Further, during heating of the joint, the coolant jetted out from the small coolant jetting hole 311 sufficiently cools the end face of the joint. Furthermore, the cooling liquid from the cooling liquid injection small hole 321 flows in the axial direction of the joint through the gap between the joint and the pedestal, and as a result, it sufficiently cools not only the outside of the joint but also its end face, as described above.

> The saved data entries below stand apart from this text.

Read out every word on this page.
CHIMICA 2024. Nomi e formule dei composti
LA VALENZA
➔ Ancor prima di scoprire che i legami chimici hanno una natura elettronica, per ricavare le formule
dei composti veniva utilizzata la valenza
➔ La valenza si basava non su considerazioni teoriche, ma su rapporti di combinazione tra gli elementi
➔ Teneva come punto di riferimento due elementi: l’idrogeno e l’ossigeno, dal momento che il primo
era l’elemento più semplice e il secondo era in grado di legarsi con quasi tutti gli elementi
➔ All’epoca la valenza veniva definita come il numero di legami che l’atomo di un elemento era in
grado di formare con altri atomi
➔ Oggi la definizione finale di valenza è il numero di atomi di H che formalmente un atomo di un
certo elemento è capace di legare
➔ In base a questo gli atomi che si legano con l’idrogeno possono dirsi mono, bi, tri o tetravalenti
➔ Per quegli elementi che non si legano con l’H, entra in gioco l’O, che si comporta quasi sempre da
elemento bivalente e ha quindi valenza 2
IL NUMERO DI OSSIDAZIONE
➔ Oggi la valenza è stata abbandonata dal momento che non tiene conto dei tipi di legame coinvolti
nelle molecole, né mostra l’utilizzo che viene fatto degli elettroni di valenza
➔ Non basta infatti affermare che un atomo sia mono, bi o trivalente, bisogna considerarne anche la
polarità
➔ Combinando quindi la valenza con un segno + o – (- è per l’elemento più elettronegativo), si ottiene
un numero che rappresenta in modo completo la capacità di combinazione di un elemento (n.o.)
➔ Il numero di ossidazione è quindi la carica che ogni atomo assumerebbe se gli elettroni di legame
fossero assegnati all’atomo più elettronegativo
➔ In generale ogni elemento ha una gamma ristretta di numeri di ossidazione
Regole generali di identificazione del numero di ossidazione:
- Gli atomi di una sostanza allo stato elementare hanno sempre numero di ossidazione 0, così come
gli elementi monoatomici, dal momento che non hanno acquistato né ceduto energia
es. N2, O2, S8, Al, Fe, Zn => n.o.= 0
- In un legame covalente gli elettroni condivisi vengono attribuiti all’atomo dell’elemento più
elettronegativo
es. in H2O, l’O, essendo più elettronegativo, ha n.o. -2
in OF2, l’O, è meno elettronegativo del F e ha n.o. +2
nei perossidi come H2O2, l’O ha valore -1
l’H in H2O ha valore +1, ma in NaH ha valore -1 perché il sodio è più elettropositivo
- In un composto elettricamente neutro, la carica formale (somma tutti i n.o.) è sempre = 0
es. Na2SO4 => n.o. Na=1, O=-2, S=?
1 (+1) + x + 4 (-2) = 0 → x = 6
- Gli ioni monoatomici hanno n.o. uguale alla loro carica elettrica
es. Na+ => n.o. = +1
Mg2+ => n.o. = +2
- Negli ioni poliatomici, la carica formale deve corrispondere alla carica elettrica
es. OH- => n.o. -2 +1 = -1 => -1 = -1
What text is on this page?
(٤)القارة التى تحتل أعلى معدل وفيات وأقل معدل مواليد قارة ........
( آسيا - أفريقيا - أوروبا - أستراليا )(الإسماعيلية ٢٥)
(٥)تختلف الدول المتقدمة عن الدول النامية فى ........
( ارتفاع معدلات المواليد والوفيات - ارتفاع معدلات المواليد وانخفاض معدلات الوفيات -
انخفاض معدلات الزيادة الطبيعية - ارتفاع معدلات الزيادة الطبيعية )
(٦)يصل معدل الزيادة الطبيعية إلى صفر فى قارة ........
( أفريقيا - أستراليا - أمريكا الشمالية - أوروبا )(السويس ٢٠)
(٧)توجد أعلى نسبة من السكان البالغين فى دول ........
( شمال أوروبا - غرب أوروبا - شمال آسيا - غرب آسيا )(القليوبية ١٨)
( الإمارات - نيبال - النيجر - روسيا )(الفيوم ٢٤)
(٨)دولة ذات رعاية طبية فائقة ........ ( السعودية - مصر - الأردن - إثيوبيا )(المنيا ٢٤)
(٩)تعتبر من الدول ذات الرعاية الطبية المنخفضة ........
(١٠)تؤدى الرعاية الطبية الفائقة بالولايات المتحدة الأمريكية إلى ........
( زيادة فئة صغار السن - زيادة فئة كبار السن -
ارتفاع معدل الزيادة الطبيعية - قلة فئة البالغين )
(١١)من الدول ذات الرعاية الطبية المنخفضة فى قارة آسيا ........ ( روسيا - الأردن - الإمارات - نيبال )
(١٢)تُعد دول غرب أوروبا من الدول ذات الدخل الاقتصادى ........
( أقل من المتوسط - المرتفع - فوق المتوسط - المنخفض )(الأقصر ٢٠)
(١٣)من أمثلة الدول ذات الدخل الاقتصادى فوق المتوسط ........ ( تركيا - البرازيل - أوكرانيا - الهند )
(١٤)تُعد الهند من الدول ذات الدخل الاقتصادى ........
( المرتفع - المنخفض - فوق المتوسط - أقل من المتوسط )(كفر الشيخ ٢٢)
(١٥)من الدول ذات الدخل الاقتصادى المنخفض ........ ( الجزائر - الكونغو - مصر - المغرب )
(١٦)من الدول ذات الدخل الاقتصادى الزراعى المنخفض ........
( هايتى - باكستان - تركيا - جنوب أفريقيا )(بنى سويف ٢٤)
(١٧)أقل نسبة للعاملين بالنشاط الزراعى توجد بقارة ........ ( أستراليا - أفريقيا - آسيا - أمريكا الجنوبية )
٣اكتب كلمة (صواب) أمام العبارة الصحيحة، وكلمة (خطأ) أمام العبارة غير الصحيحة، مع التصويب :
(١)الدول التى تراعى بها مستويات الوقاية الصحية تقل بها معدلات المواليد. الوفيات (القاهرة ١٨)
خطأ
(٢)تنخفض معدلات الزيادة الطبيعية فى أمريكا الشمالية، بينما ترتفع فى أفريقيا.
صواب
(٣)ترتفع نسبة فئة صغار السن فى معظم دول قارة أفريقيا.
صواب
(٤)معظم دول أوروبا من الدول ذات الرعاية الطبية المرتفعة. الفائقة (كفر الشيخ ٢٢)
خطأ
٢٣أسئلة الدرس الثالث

The transfer surface can be reliably hardened without overheating or melting the specific end surface.

[Brief explanation of drawings]

Fig. 1 is a perspective view of the main part of a joint which is an object to be heated related to the present invention, Fig. 2 is a high frequency heating coil which is a component of an induction hardening apparatus which is an embodiment of the present invention, and Fig. 3 is a Fig. 3 is a vertical sectional view showing the main parts when the joint is set in the induction hardening apparatus and is operated; 10... joint, 20... high frequency heating coil, 31... cradle, 311, 321... small hole for cooling liquid injection, 33... insulating spacer, 34... cooling tube.

Claims (1)

[Claims] 1. An induction hardening device for an integral constant velocity joint, which includes: a high frequency heating coil placed in a cavity of the integral constant velocity joint; a cooling liquid injection means for rapidly cooling the cavity for hardening; and an integral constant velocity joint. A pedestal on which the pedestal is placed, a means for insulating and isolating the pedestal and the integrated constant velocity joint at a predetermined interval, and an injection hole in the jacket provided externally and an injection hole provided approximately perpendicular to the pedestal, the integrated type etc. An induction hardening device characterized by comprising means for cooling an end face of a quick joint.